Ekofeminizm Nedir?
Ekofeminizm nedir sorusuna şöyle cevap verilebilir: Ekofeminizm, çevre yaklaşımları adı altında toplanabilecek tüm farklı görüşlere en güçlü muhalefet olarak ortaya çıkan ve çevre sorunlarına feminist bakış açısı getiren bir akımdır.
Ekofeminizm çevre sorunlarını kadın sorunları olarak görür. Çünkü kadınlar çevre kirliliği nedeniyle yaşamları ve doğurganlıkları tehlikede olduğunda bile çocukların, hastaların, yaşlıların bakımı ve sorumluluklarını yerine getirirler.
Ekofeminizm anlayışına göre bireysel olarak erkekler değil ama ataerkillik kadın ve doğa arasında ilişki kurarak her ikisini de tahakküm altına alır ve sömürür. Bu kadın sorunlarının ve çevre sorunlarının temelinde ataerkil ideoloji yatmaktadır.
EKOFEMİNİZM ve AHLAK
Hem antroposentrik hem de ekosentrik etiği reddederek kadınsı değerlerin yüceltildiği bir ‘ortaklık etiği’ önerirler (Merchant, 1995, s.xix). Ortaklık etiği ne insan ihtiyaçlarını her şeyin üzerinde tutar ne de insan ihtiyaç ve çıkarlarını ikincil konuma düşürür. İnsan toplulukları ile insan olmayan topluluklar arasında dinamik bir ilişki vardır.

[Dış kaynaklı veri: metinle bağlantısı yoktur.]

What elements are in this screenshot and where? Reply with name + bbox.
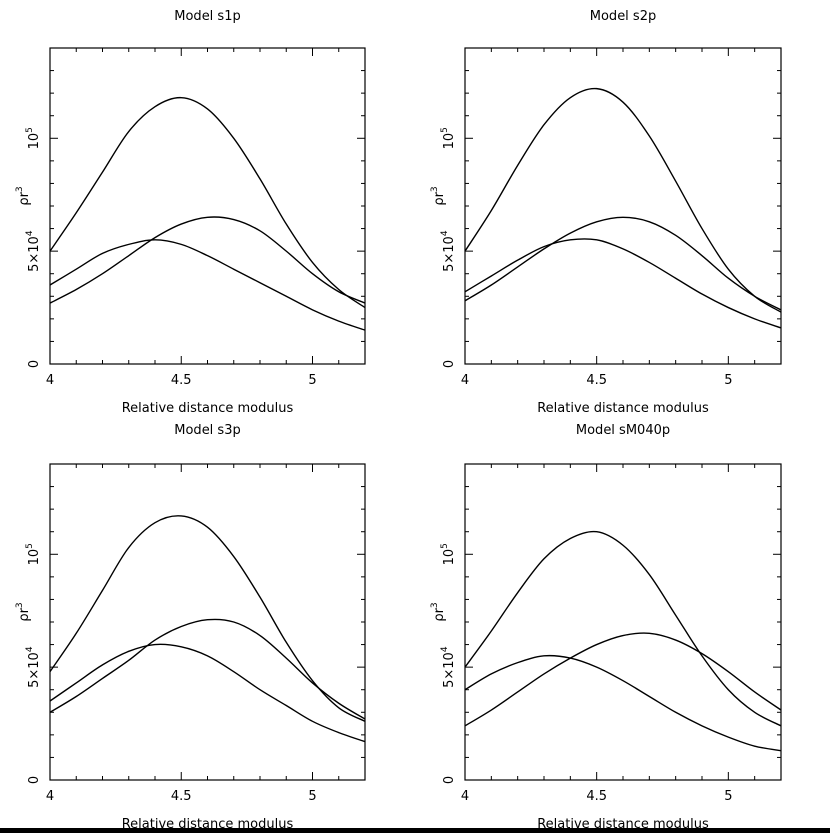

Doğa insanları yok edebilme ve insanlar olmadan da evrilme ve gelişme potansiyeline sahiptir. Buna karşılık insanlar doğa ve kendilerini bilim ve teknoloji ile yok edebilme gücüne sahiptir. Öyleyse, insanlar doğa ile kurdukları ilişkide kendi temel ihtiyaçlarını karşılarken, doğadaki diğer varlıkların da yaşamlarını sürdürmelerine izin vermelidir.
EKOFEMİNİZMİN FARKLI FRAKSİYONLARI
Ekofeminizm kendi içinde farklı yaklaşımlar sergiler. Birinci grup ekofeministler, kadın-doğa ilişkisinin köklerinin kadının biyolojik ve psikolojik özelliklerinde yattığını savunur. Çevre sorunlarının çözümü için kadınsı değerleri yücelten, yeryüzü tinselliğine dayalı yeni bir din anlayışı önerir. İkinci grupta yer alan ekofeministler, kadın-doğa ilişkisini ve çevre sorunlarını daha çok sosyal ekoloji çerçevesinde değerlendirirler.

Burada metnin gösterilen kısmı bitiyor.